A week later the first album “Summer” released. For Georg it is the first and the last album.The drummer leaves the band in December.
“With their debut album Summer, the band skillfully fuses different genres and plays cat and mouse with the emotions of their audience. Their vibes seduce to dreamlike dance, while lyrics and melody seem to move in a state of space and timelessness. With their interpretation of Indietronic, the three musicians create a distance that still gets close to you. And when the concert is over, you find yourself among people who just now seem not to have existed.“
Rolling Stone
In 2012 Martin Wolf from Leipzig joins the band as the new drummer. The three of them gather their first experiences abroad as tour support for “Friendly Fires” and “Natalia Kills”. They’re expecting a summer of gigs, playing the Melt! Festival, they support Kraftklub on stage of Dortmund’s Westfalenhalle and deliver the faux-German anthem for 2012 to the Berlin Festival with their song “Neuzeit.“
“Anthems” released in 2014 together with the label Polydor. The band’s second album was produced with the support of Hurt producer Joe Cross and Ultravox singer Midge Ure in the former GDR Funkhaus in Köpernick and an old textile factory in Manchester. Among many danceable numbers, in contrast to their debut, there are also melancholic songs.

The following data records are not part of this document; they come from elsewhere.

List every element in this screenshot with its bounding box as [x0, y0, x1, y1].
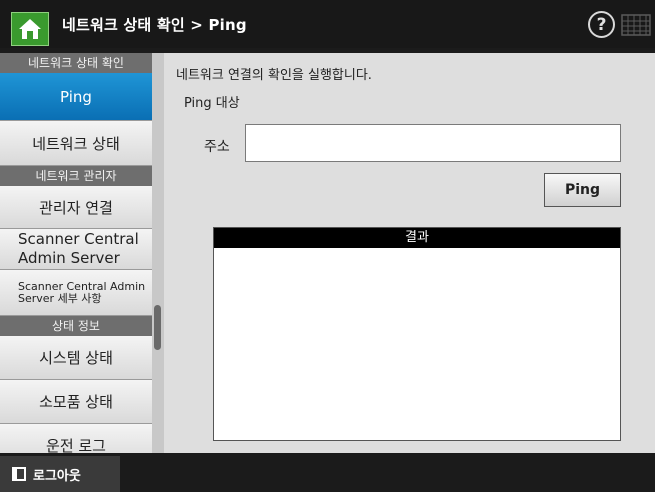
page-title: 네트워크 상태 확인 > Ping — [62, 16, 247, 34]
logout-icon — [12, 467, 26, 481]
top-bar: 네트워크 상태 확인 > Ping ? — [0, 0, 655, 48]
logout-button[interactable]: 로그아웃 — [0, 456, 120, 492]
ping-target-heading: Ping 대상 — [184, 96, 240, 111]
result-panel: 결과 — [213, 227, 621, 441]
result-header: 결과 — [214, 228, 620, 248]
sidebar-item-ping[interactable]: Ping — [0, 73, 152, 121]
main-content: 네트워크 연결의 확인을 실행합니다. Ping 대상 주소 Ping 결과 — [164, 53, 655, 453]
scrollbar-thumb[interactable] — [154, 305, 161, 350]
ping-button[interactable]: Ping — [544, 173, 621, 207]
address-input[interactable] — [245, 124, 621, 162]
keyboard-button[interactable] — [621, 14, 651, 36]
sidebar-item-scanner-central-admin-server[interactable]: Scanner Central Admin Server — [0, 229, 152, 270]
result-body — [214, 248, 620, 256]
help-button[interactable]: ? — [588, 11, 615, 38]
sidebar-item-system-status[interactable]: 시스템 상태 — [0, 336, 152, 380]
sidebar-category-status-info: 상태 정보 — [0, 316, 152, 336]
sidebar-scrollbar[interactable] — [152, 53, 164, 453]
keyboard-icon — [621, 14, 651, 36]
sidebar-item-network-status[interactable]: 네트워크 상태 — [0, 121, 152, 166]
sidebar: 네트워크 상태 확인 Ping 네트워크 상태 네트워크 관리자 관리자 연결 … — [0, 53, 164, 453]
page-description: 네트워크 연결의 확인을 실행합니다. — [176, 68, 372, 83]
address-label: 주소 — [204, 139, 230, 155]
footer-bar: 로그아웃 — [0, 453, 655, 492]
sidebar-item-consumable-status[interactable]: 소모품 상태 — [0, 380, 152, 424]
sidebar-category-network-admin: 네트워크 관리자 — [0, 166, 152, 186]
sidebar-category-network-status: 네트워크 상태 확인 — [0, 53, 152, 73]
help-icon: ? — [596, 14, 607, 35]
sidebar-item-admin-connection[interactable]: 관리자 연결 — [0, 186, 152, 229]
sidebar-item-scanner-central-admin-server-details[interactable]: Scanner Central Admin Server 세부 사항 — [0, 270, 152, 316]
home-icon — [19, 19, 41, 39]
home-button[interactable] — [11, 12, 49, 46]
sidebar-menu: 네트워크 상태 확인 Ping 네트워크 상태 네트워크 관리자 관리자 연결 … — [0, 53, 152, 453]
logout-label: 로그아웃 — [33, 468, 81, 484]
sidebar-item-operation-log[interactable]: 운전 로그 — [0, 424, 152, 453]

“In the two years we made the record, some friends of ours died. Furthermore, a relationship breakdown has made many songs sadder. We’ve generally become more mature, which has made the sound more complex overall. “
Pierre Bee
Nine years after their foundation, the boys are now four. They are completed by the bassist Craig Miller. In 2016 the band returns to their roots, back to the indie label AdP-Records and the DIY concept. They change studio for rehearsal room and release the EP “Hey Kid” in March. In addition to the song of the same name “Hey Kid”, the single also includes the song “Dancing On Your Own”, whose music video deals with the taboo surrounding the topic of masturbation of women.
In November the third and last album of the boys follows. In “Hideaway” they want to talk about Generation Y, who was promised the world and in the end received only empty words. Together with the urban musician Sway Clarke, an album is created that radiates hope. The optimistic message of the songs is accompanied by the insight that change is inevitable.
„The worlds not what it used to be, but neither are we.“
I Heart Sharks
“After 10 years as I Heart Sharks, we’ve decided it’s time to say goodbye.“
I Heart Sharks
After 10 years, the German-British band has decided in 2018: It’s time for you to say goodbye. With an emotional message to their fans, the four say goodbye on their social media platforms.
After all they have experienced together over the years the four of them part as friends. As a final thank you to their fans the quartet gave four final concerts. The “Goodbye Tour” started on 07. September 2019 in Munich and ends where it all began: Berlin. There two Englishmen, a New Yorker and a German making history for the very last time. Filmed by Laura Böhm and Eileen Sophie Hirsch, a wonderful documentary is created about the boys and their last concerts as a common band, about the last moments as “I Heart Sharks”.
“I Heart Sharks prove that it doesn’t take radical end-of-the-world slogans to make music with a message.”